HDFS Load
Load data from HDFS
StarRocks provides the following options for loading data from HDFS:
- Synchronous loading using INSERT+
FILES()
- Asynchronous loading using Broker Load
- Continuous asynchronous loading using Pipe
Each of these options has its own advantages, which are detailed in the following sections.
In most cases, we recommend that you use the INSERT+FILES()
method, which is much easier to use.
However, the INSERT+FILES()
method currently supports only the Parquet, ORC, and CSV file formats. Therefore, if you need to load data of other file formats such as JSON, or perform data changes such as DELETE during data loading, you can resort to Broker Load.
If you need to load a large number of data files with a significant data volume in total (for example, more than 100 GB or even 1 TB), we recommend that you use the Pipe method. Pipe can split the files based on their number or size, breaking down the load job into smaller, sequential tasks. This approach ensures that errors in one file do not impact the entire load job and minimizes the need for retries due to data errors.
Before you begin
Make source data ready
Make sure the source data you want to load into StarRocks is properly stored in your HDFS cluster. This topic assumes that you want to load /user/amber/user_behavior_ten_million_rows.parquet
from HDFS into StarRocks.
Check privileges
You can load data into StarRocks tables only as a user who has the INSERT privilege on those StarRocks tables. If you do not have the INSERT privilege, follow the instructions provided in GRANT to grant the INSERT privilege to the user that you use to connect to your StarRocks cluster.
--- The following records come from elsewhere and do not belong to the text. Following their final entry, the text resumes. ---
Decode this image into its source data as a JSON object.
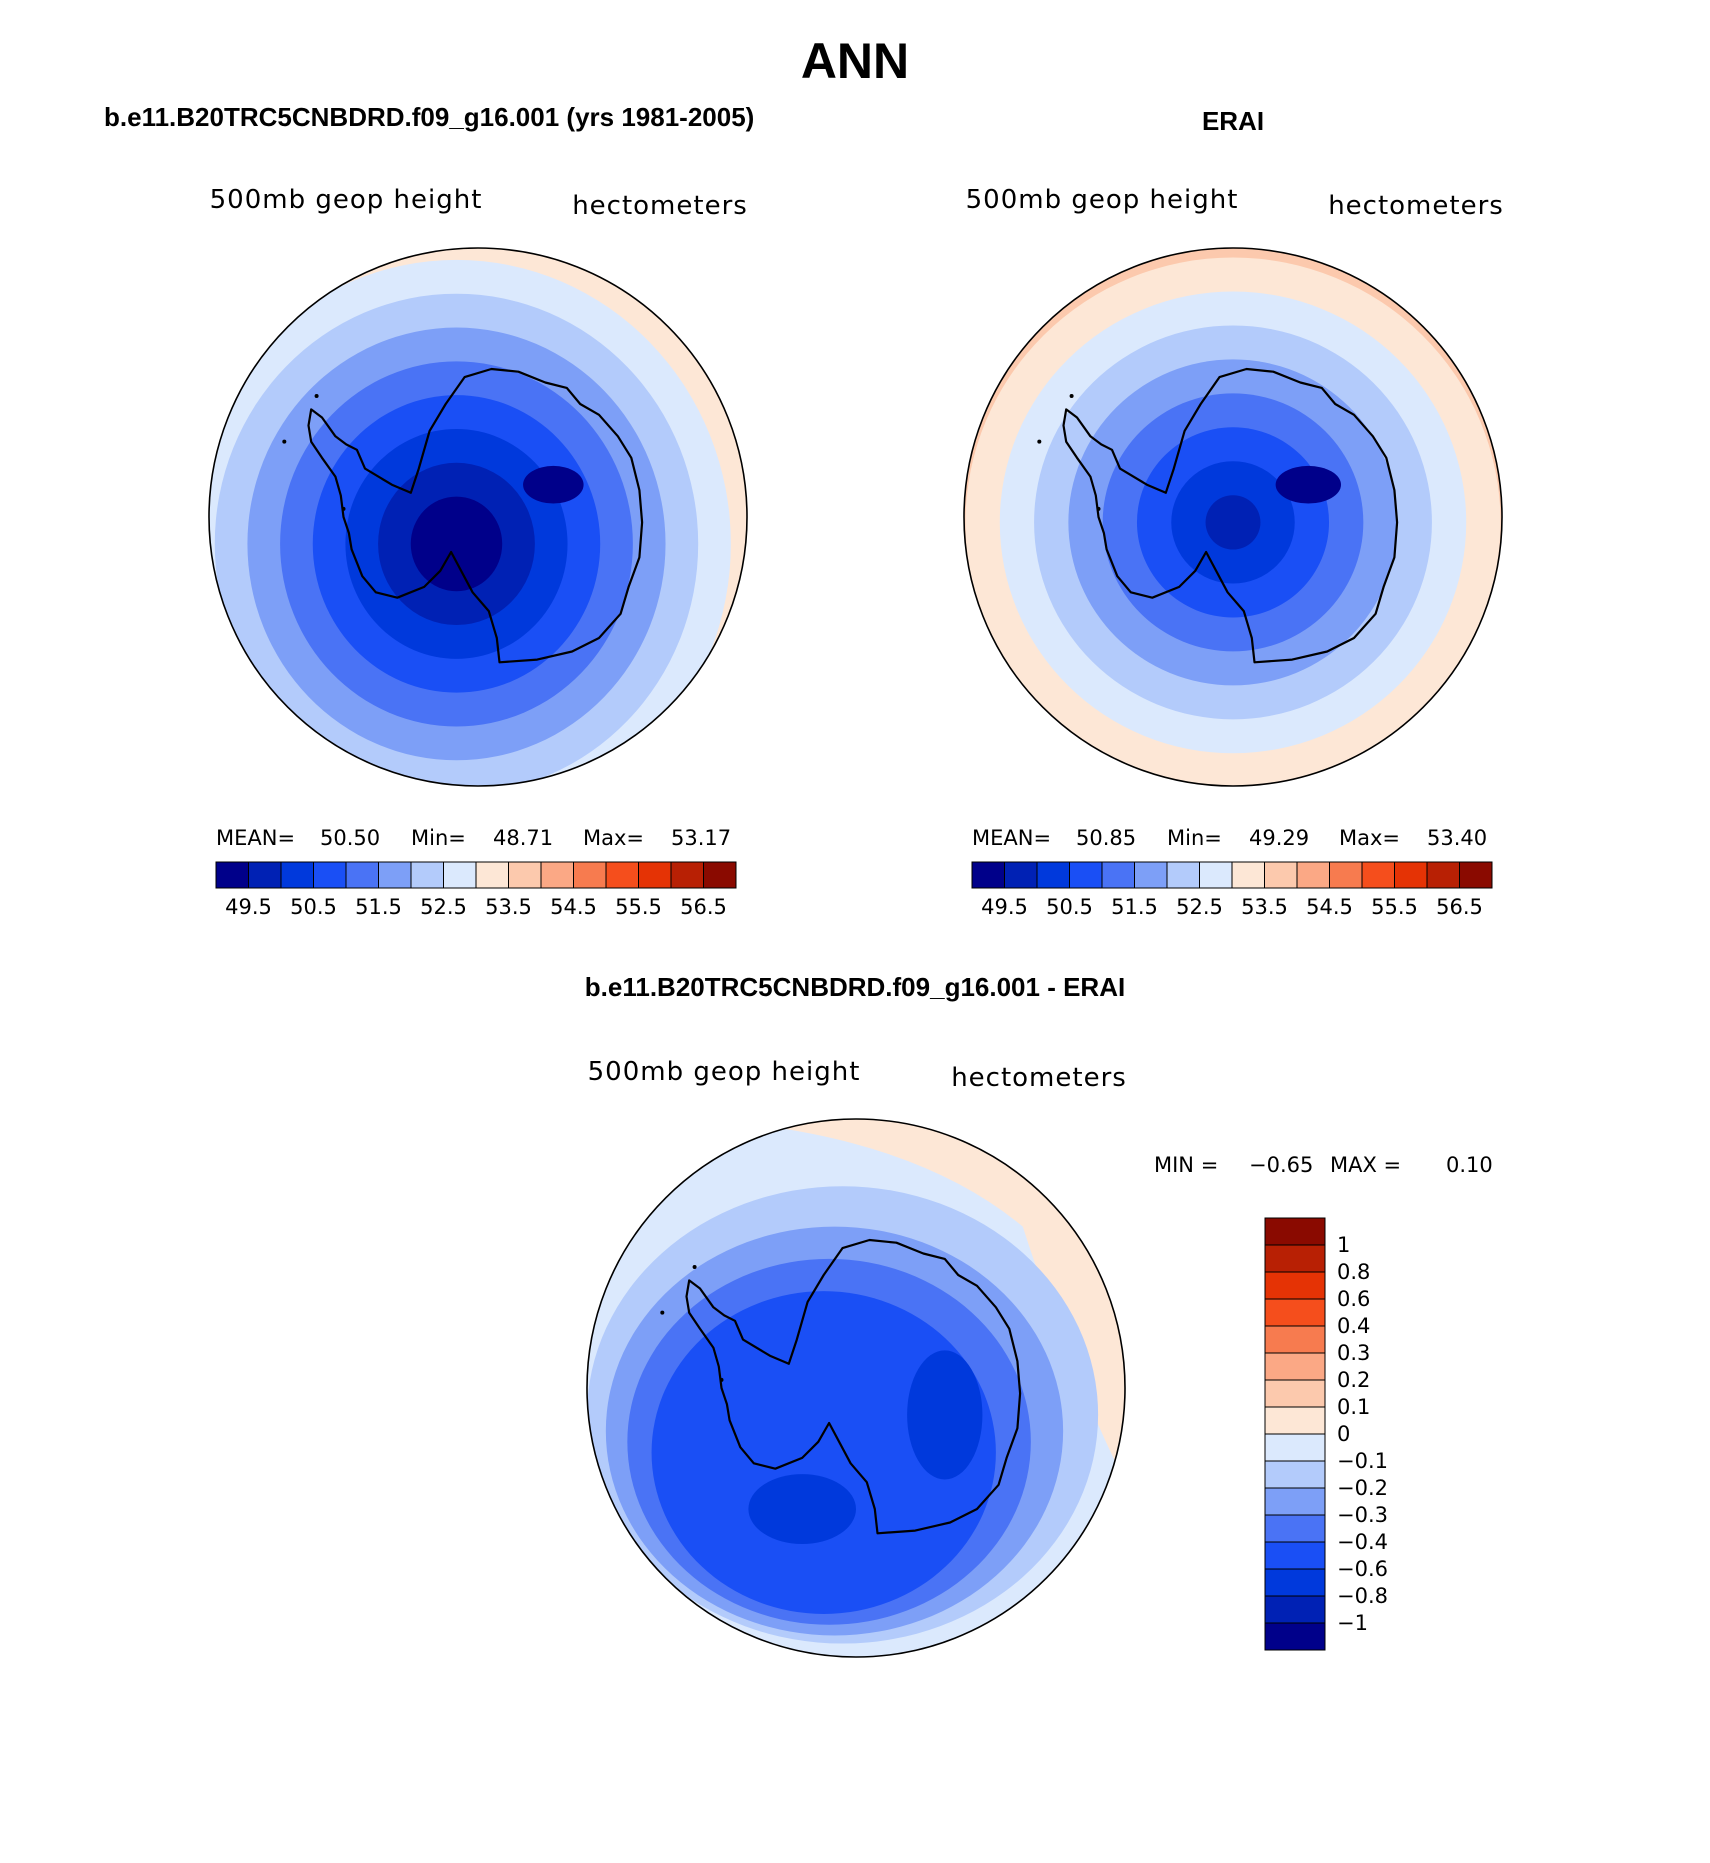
{
  "figure": {
    "main_title": "ANN",
    "colors": {
      "abs": [
        "#00008a",
        "#0021b4",
        "#0039dc",
        "#1a4ff5",
        "#4a73f5",
        "#7d9ff7",
        "#b3cbfb",
        "#dbe9fd",
        "#fde7d6",
        "#fcc9ad",
        "#fba885",
        "#f77b4f",
        "#f54e1c",
        "#e53305",
        "#b82004",
        "#8a0a00"
      ],
      "diff": [
        "#00008a",
        "#0021b4",
        "#0039dc",
        "#1a4ff5",
        "#4a73f5",
        "#7d9ff7",
        "#b3cbfb",
        "#dbe9fd",
        "#fde7d6",
        "#fcc9ad",
        "#fba885",
        "#f77b4f",
        "#f54e1c",
        "#e53305",
        "#b82004",
        "#8a0a00"
      ]
    }
  },
  "panels": {
    "model": {
      "title": "b.e11.B20TRC5CNBDRD.f09_g16.001 (yrs 1981-2005)",
      "variable": "500mb  geop  height",
      "units": "hectometers",
      "mean_label": "MEAN=",
      "mean": "50.50",
      "min_label": "Min=",
      "min": "48.71",
      "max_label": "Max=",
      "max": "53.17",
      "field": {
        "base": 48.8,
        "rise": 4.2,
        "shift_x": -0.08,
        "shift_y": 0.1,
        "stretch": 1.15,
        "bump": 0.25
      }
    },
    "obs": {
      "title": "ERAI",
      "variable": "500mb  geop  height",
      "units": "hectometers",
      "mean_label": "MEAN=",
      "mean": "50.85",
      "min_label": "Min=",
      "min": "49.29",
      "max_label": "Max=",
      "max": "53.40",
      "field": {
        "base": 49.6,
        "rise": 4.0,
        "shift_x": 0.0,
        "shift_y": 0.02,
        "stretch": 1.1,
        "bump": 0.35
      }
    },
    "diff": {
      "title": "b.e11.B20TRC5CNBDRD.f09_g16.001 - ERAI",
      "variable": "500mb  geop  height",
      "units": "hectometers",
      "min_label": "MIN =",
      "min": "−0.65",
      "max_label": "MAX =",
      "max": "0.10"
    }
  },
  "colorbar_abs": {
    "labels": [
      "49.5",
      "50.5",
      "51.5",
      "52.5",
      "53.5",
      "54.5",
      "55.5",
      "56.5"
    ]
  },
  "colorbar_diff": {
    "labels": [
      "1",
      "0.8",
      "0.6",
      "0.4",
      "0.3",
      "0.2",
      "0.1",
      "0",
      "−0.1",
      "−0.2",
      "−0.3",
      "−0.4",
      "−0.6",
      "−0.8",
      "−1"
    ]
  }
}
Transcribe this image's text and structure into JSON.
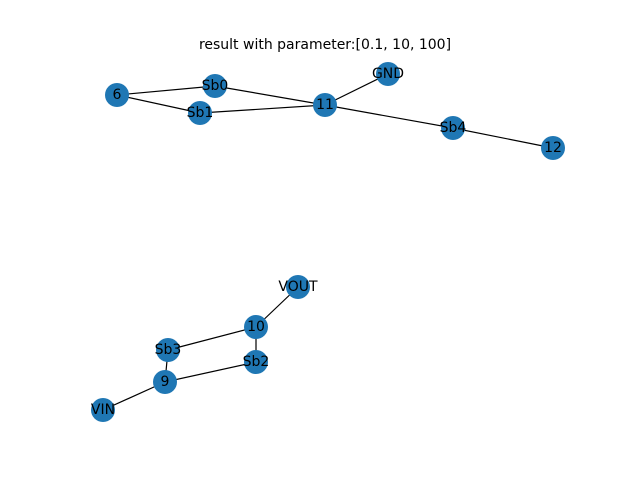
{
  "title": "result with parameter:[0.1, 10, 100]",
  "colors": {
    "node": "#1f77b4",
    "edge": "#000000",
    "background": "#ffffff"
  },
  "nodes": [
    "6",
    "Sb0",
    "Sb1",
    "11",
    "GND",
    "Sb4",
    "12",
    "VOUT",
    "10",
    "Sb3",
    "Sb2",
    "9",
    "VIN"
  ],
  "edges": [
    [
      "6",
      "Sb0"
    ],
    [
      "6",
      "Sb1"
    ],
    [
      "Sb0",
      "11"
    ],
    [
      "Sb1",
      "11"
    ],
    [
      "11",
      "GND"
    ],
    [
      "11",
      "Sb4"
    ],
    [
      "Sb4",
      "12"
    ],
    [
      "VOUT",
      "10"
    ],
    [
      "10",
      "Sb3"
    ],
    [
      "10",
      "Sb2"
    ],
    [
      "Sb3",
      "9"
    ],
    [
      "Sb2",
      "9"
    ],
    [
      "9",
      "VIN"
    ]
  ]
}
The syntax is GRANT INSERT ON TABLE <table_name> IN DATABASE <database_name> TO { ROLE <role_name> | USER <user_identity>}
.
Gather authentication details
You can use the simple authentication method to establish connections with your HDFS cluster. To use simple authentication, you need to gather the username and password of the account that you can use to access the NameNode of the HDFS cluster.
Use INSERT+FILES()
This method is available from v3.1 onwards and currently supports only the Parquet, ORC, and CSV (from v3.3.0 onwards) file formats.